A biographer has a duty to respect the available facts, not rubber-stamp the fictions. David Cobb (Letters, 3 July) asserts that my biography of Cary Grant – which he still seems not actually to have read – took issue with much of the gossip concerning his sexuality because I regarded ‘the slightest suggestion of non-heterosexuality threatening’ to my ‘personal vision of Cary Grant’. If Cobb could bring himself to do something so strenuously empirical as to consult my previous book, Rebel Males (1991), he would find an entirely uncritical reference to Grant’s ‘bisexual inclinations’; I came to doubt the accuracy of that description only after, and certainly not before, I had the opportunity to research his life in great detail.
Cobb goes on to share with us yet more of his many – admittedly ‘inconclusive’ – bits of ‘evidence’. He reveals, for example, the shocking fact that Grant, during his early years in Hollywood, shared a ‘bungalow’ with Randolph Scott. This is true: it was a seven-bedroom beach house in Santa Monica, just a few doors down from the very similar one shared by the well-known homosexuals David Niven and Errol Flynn. Cobb adds that a humorous picture of Grant and Scott in their kitchen was taken but ‘never released’: I know of at least two popular magazines of the time that printed it.

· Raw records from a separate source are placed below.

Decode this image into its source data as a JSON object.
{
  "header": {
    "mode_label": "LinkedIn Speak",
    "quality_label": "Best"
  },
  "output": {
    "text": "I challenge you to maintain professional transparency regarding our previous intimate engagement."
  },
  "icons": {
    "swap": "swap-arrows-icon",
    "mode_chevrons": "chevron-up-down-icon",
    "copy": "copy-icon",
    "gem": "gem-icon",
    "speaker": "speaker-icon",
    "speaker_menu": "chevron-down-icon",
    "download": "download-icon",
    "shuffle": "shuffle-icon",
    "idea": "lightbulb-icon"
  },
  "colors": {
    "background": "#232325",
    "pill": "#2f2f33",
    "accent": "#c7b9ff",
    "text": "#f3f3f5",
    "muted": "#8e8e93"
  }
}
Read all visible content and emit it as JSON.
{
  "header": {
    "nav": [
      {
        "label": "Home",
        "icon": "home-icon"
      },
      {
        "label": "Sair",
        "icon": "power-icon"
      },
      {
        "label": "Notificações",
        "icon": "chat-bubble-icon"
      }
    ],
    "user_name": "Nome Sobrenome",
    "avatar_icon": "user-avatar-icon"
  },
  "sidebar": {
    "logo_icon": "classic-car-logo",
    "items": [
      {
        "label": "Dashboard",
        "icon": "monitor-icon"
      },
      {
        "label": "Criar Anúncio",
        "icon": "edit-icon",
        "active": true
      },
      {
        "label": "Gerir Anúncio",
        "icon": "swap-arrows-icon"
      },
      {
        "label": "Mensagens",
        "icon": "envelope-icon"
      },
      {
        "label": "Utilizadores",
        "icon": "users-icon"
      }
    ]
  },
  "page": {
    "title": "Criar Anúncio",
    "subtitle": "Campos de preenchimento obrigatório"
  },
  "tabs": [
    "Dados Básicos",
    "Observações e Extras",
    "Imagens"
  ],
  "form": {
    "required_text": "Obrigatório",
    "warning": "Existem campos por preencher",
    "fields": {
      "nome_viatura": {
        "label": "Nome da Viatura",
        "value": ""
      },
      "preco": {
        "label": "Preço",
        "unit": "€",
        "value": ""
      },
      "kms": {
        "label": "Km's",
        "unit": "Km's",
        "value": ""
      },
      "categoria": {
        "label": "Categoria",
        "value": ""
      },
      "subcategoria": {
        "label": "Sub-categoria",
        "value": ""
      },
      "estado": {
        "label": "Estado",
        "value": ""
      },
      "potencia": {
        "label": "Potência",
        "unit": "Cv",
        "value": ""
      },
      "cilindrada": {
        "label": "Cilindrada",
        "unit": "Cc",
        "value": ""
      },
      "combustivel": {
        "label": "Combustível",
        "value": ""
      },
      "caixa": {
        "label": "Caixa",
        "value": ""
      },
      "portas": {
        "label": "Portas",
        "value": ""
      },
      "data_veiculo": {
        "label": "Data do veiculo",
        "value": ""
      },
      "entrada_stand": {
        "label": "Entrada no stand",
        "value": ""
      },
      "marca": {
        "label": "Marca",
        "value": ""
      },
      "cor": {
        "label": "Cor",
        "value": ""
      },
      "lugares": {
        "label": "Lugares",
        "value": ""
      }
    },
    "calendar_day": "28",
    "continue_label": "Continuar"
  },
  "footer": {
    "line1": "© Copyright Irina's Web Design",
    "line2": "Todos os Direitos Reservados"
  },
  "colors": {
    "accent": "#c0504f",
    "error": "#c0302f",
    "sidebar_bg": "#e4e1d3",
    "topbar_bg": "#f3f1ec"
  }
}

Cobb concludes by quoting at length from Brendan Gill’s predictably manipulative review of my book in the New Yorker. Gill declared that Betty Furness, a young starlet, was ‘good-natured’ enough to fake ‘an impassioned affair’ with Grant in the mid-Thirties in order to dupe the inquisitive press. In 1991, five years after Grant’s death, Betty Furness went on record as saying how angered she had been by the spurious claim put forward by a certain writer that her relationship with Grant had been a sham: ‘I would simply like to state,’ she said, ‘that my relationship with Cary was a romance on both parts. It was not set up by anyone.’ Who was the writer she was referring to? Brendan Gill.
King’s College, Cambridge
Readers of Jane Eldridge Miller’s review of Carolyn Burke’s biography of Mina Loy (LRB, 19 June) might wish to know that Loy’s daughter Fabienne, ill and nearing blindness, died – by her own hand – a few weeks ago.
Under the Loincloth
Frank Kermode’s excellent review of Leo Steinberg’s The Sexuality of Christ in Renaissance Art and in Modern Oblivion (LRB, 3 April) implies that the images included in the first edition of the work are not included in this, the revised edition. The illustrations are, in fact, all there, in correct order, along with many new ones that expand the visual evidence for Professor Steinberg’s argument concerning the humanation of God.
G.B. Phillipson (Letters, 5 June) requests that Steinberg or Kermode produce for him a Renaissance image of a circumcised Christ. As Steinberg tells us, Renaissance artists ‘willingly paid the price of inaccuracy to spare the revered body the blemish of imperfection’ and mutilation associated with circumcision in the Christian 15th and 16th centuries.